Hari Kiran Kaur – Desbravando mais uma vez o tema Mente, memórias de um subconsciente carregado por toda nossa vida e com respostas sendo concretizadas na matéria (no corpo como doenças), o Yoga vem nos mostrar e conscientizar que o que o homem vem fazendo consigo mesmo o torna extremamente superficial. Construímos um poder que rodeia o indivíduo. Por exemplo, sempre fazemos as seguintes perguntas: Quantos carros você tem? Quantas casas você tem? Quantos namorados você tem? Que roupa você veste?

O homem está buscando Deus fora de si. O Yoga veio para unir o individual da consciência com a consciência infinita. E a partir da procura deste aluno ou paciente, entra o propósito que ele busca na prática. Mas tornar esta prática espiritual dependerá da crença de cada um. Torna-se possível desvencilhar sim, mas depende de qual linha este aluno irá seguir e como será seu olhar. Segundo a psicóloga Priscila Sobral, as pessoas vão em busca do que faz sentido para elas. ‘Às vezes elas entram em um espaço de Yoga com várias estátuas de deuses Hindus, não se sentem bem… outras pessoas já acham que aquilo faz parte da decoração… tudo vai do que estas pessoas procuram’. As pessoas às vezes confundem o estilo de vida com a religião.

(En)Cena – Você acredita que os terapeutas já focam em intervenções psicofísicas, ou ainda se negligencia o corpo?

Hari Kiran Kaur – Ainda existe uma negação de muitos. Lembro-me do início da acupuntura aqui no Brasil, muitos médicos eram irredutíveis em indicar ao paciente este tipo de tratamento; hoje eles querem o tratamento só para a área da medicina. As mentes estão se abrindo, todos estão conseguindo visualizar a mudança na mente e no corpo. E o acesso que temos via internet está muito fácil, hoje podemos estudar sobre tudo, o que nos limita realmente é a falta de conhecimento. Temos aí um bom livro como, por exemplo, “O Segredo” de Rhonda Byrne, que fez mudar o pensamento de muitas pessoas, temos a física quântica dando sua cara, a Nova Medicina Germânica e por aí vai.

(En)Cena – Em sua opinião é possível ser psicólogo e ser yogi?

Hari Kiran Kaur – É possível ser de qualquer área profissional e ser um yogi.

(En)Cena – O Yoga serve para quem? Há contraindicações?

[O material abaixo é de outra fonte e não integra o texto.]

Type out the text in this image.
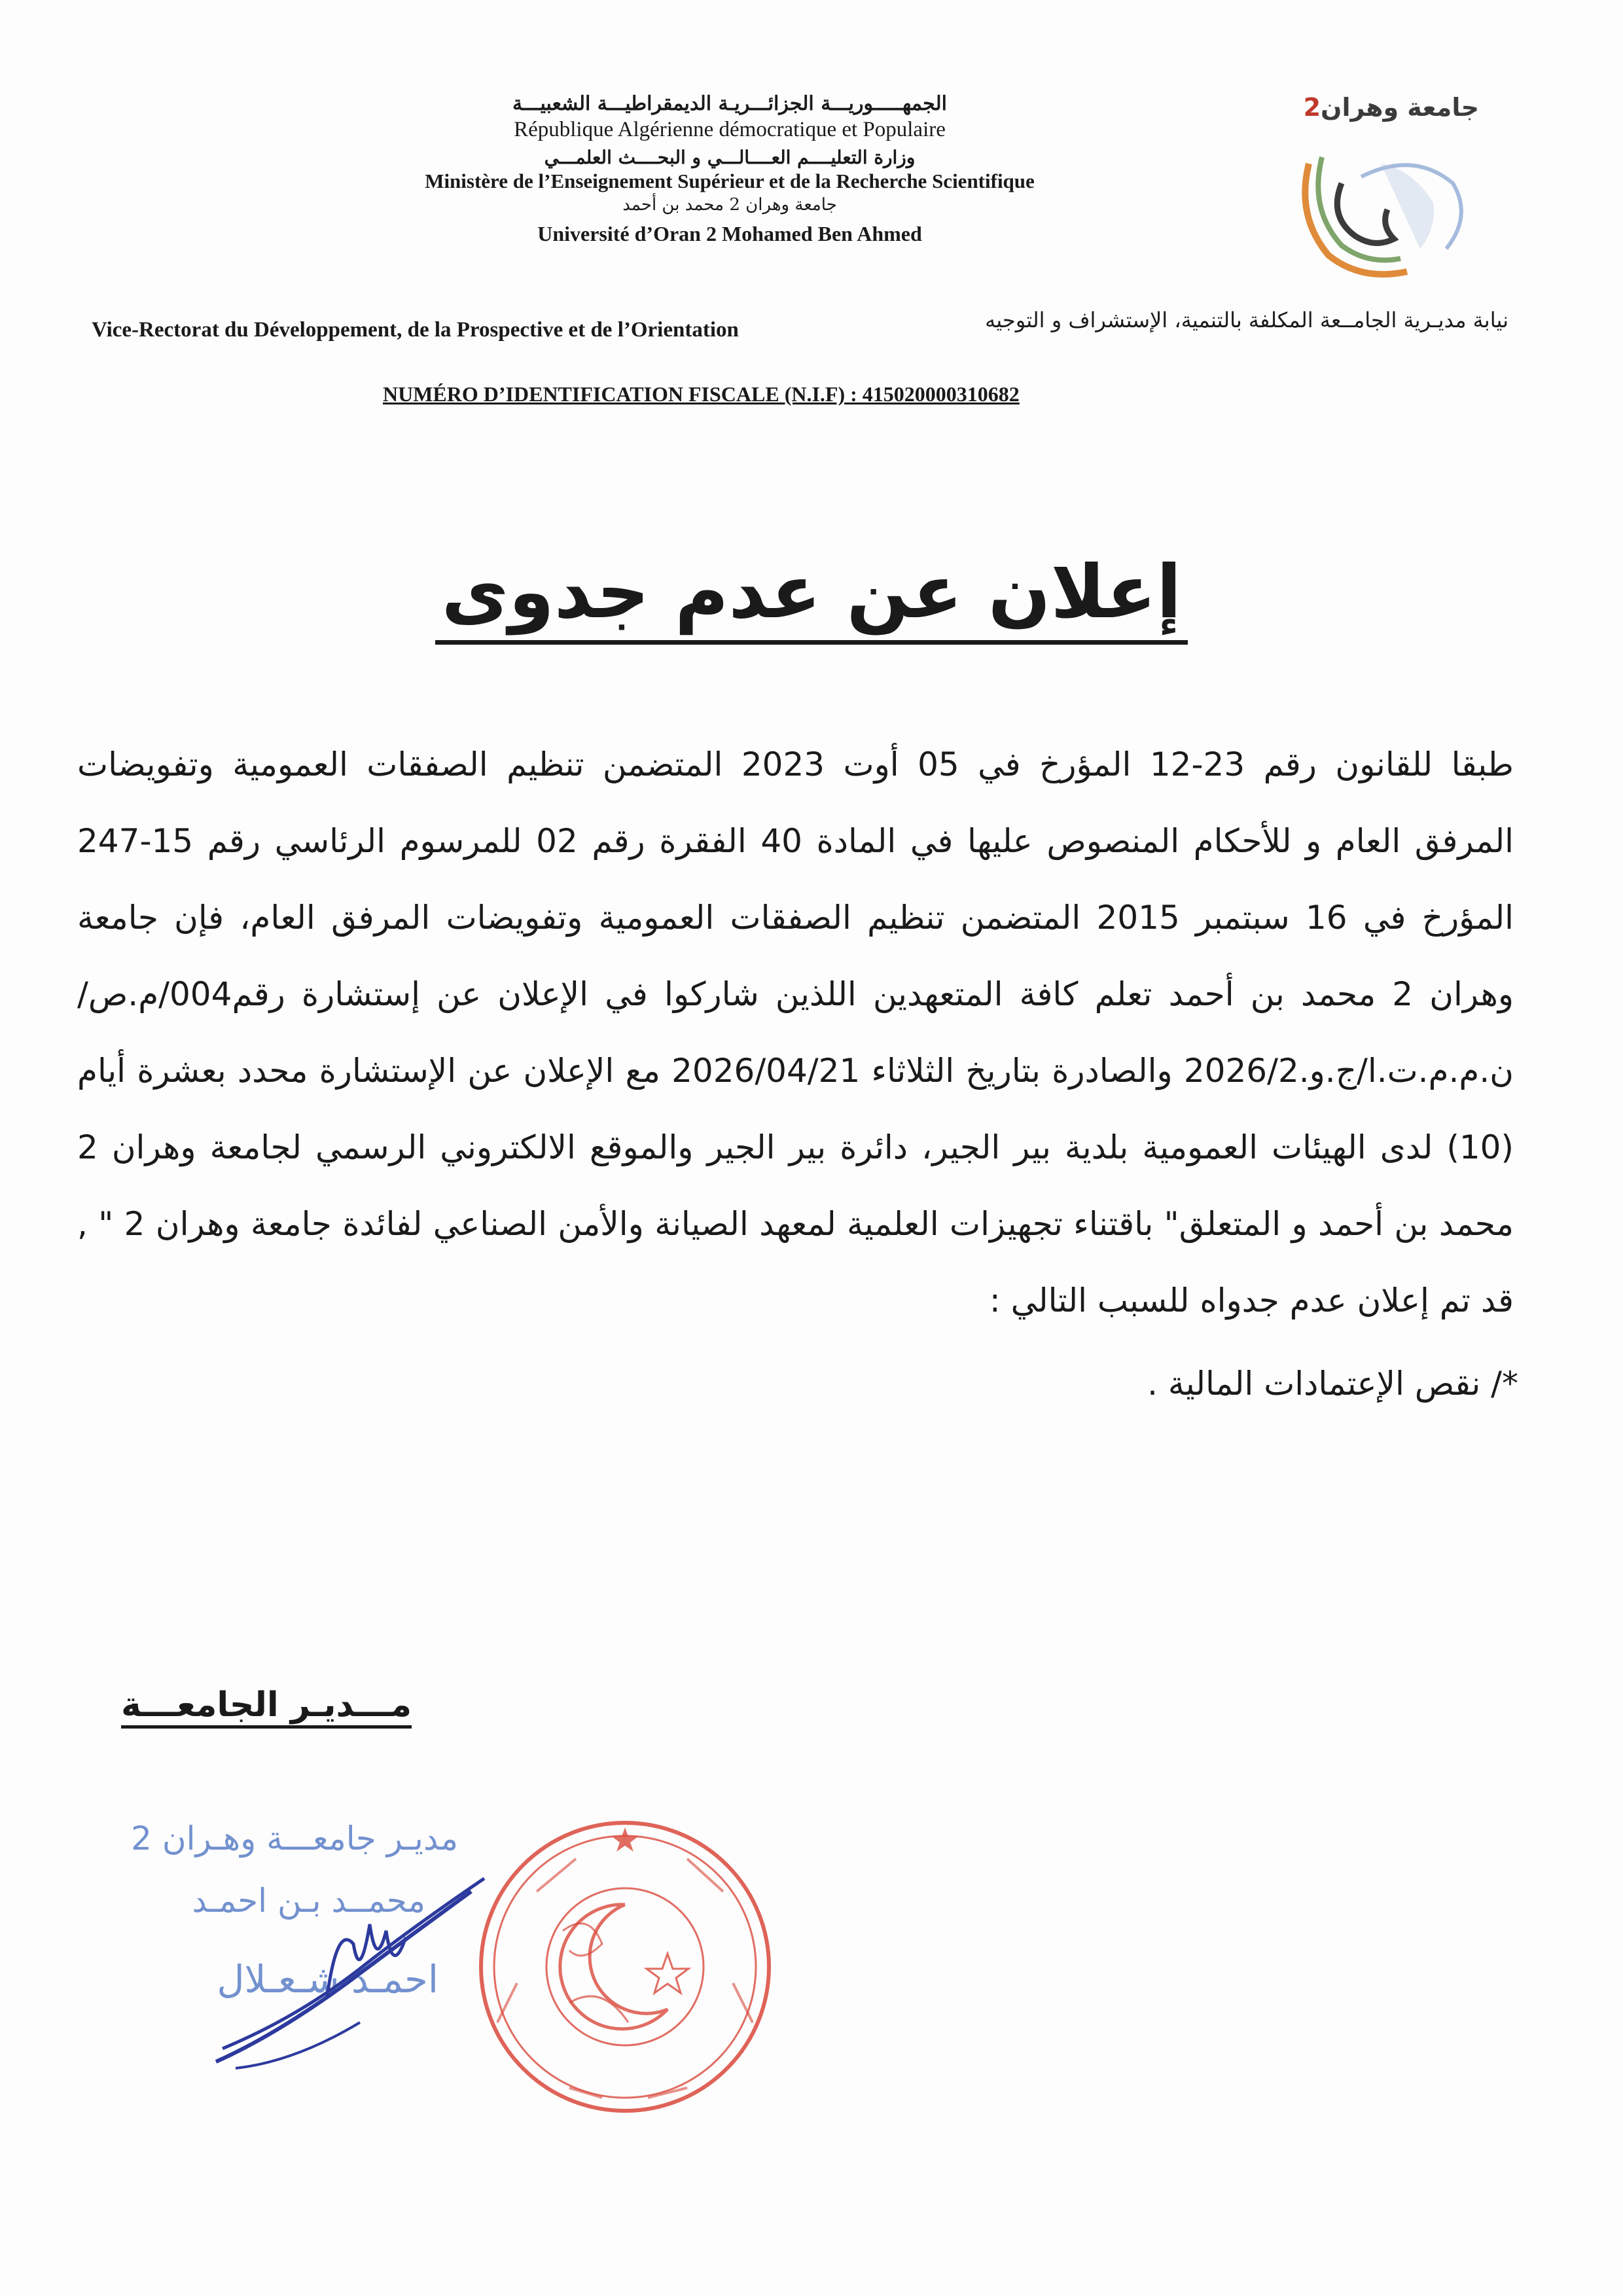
الجمهـــــوريـــة الجزائـــريـة الديمقراطيـــة الشعبيـــة
République Algérienne démocratique et Populaire
وزارة التعليــــم العــــالـــي و البحــــث العلمـــي
Ministère de l’Enseignement Supérieur et de la Recherche Scientifique
جامعة وهران 2 محمد بن أحمد
Université d’Oran 2 Mohamed Ben Ahmed
جامعة وهران2
Vice-Rectorat du Développement, de la Prospective et de l’Orientation	نيابة مديـرية الجامــعة المكلفة بالتنمية، الإستشراف و التوجيه
NUMÉRO D’IDENTIFICATION FISCALE (N.I.F) : 415020000310682
إعلان عن عدم جدوى

طبقا للقانون رقم 23-12 المؤرخ في 05 أوت 2023 المتضمن تنظيم الصفقات العمومية وتفويضات المرفق العام و للأحكام المنصوص عليها في المادة 40 الفقرة رقم 02 للمرسوم الرئاسي رقم 15-247 المؤرخ في 16 سبتمبر 2015 المتضمن تنظيم الصفقات العمومية وتفويضات المرفق العام، فإن جامعة وهران 2 محمد بن أحمد تعلم كافة المتعهدين اللذين شاركوا في الإعلان عن إستشارة رقم004/م.ص/ن.م.م.ت.ا/ج.و.2026/2 والصادرة بتاريخ الثلاثاء 2026/04/21 مع الإعلان عن الإستشارة محدد بعشرة أيام (10) لدى الهيئات العمومية بلدية بير الجير، دائرة بير الجير والموقع الالكتروني الرسمي لجامعة وهران 2 محمد بن أحمد و المتعلق" باقتناء تجهيزات العلمية لمعهد الصيانة والأمن الصناعي لفائدة جامعة وهران 2 " , قد تم إعلان عدم جدواه للسبب التالي :

*/ نقص الإعتمادات المالية .
مـــديـر الجامعـــة
مديـر جامعـــة وهـران 2
محمــد بـن احمـد
احمـد شـعـلال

Hari Kiran Kaur – Yoga é para todos e para todas as idades, não existe contraindicação; alguns exercícios devem ser evitados, por exemplo, em caso de gestantes, temos exercícios que aceleram processos de contrações, mas tudo isso vai ser indicado e todo o cuidado será orientado através do professor. Assim como alunos que apresentem hérnias discais podem fazer Yoga, mas a orientação será primordial para que não haja lesões ou agravamento do quadro clínico.

Quando o aluno entra na sala pela primeira vez, ele não consegue fazer todas as poses, o ganho é gradativo, em longo prazo, mas orientamos que eles fechem seus olhos e se visualizem na pose, este já é um estímulo dado ao cérebro que dará o retorno desejado.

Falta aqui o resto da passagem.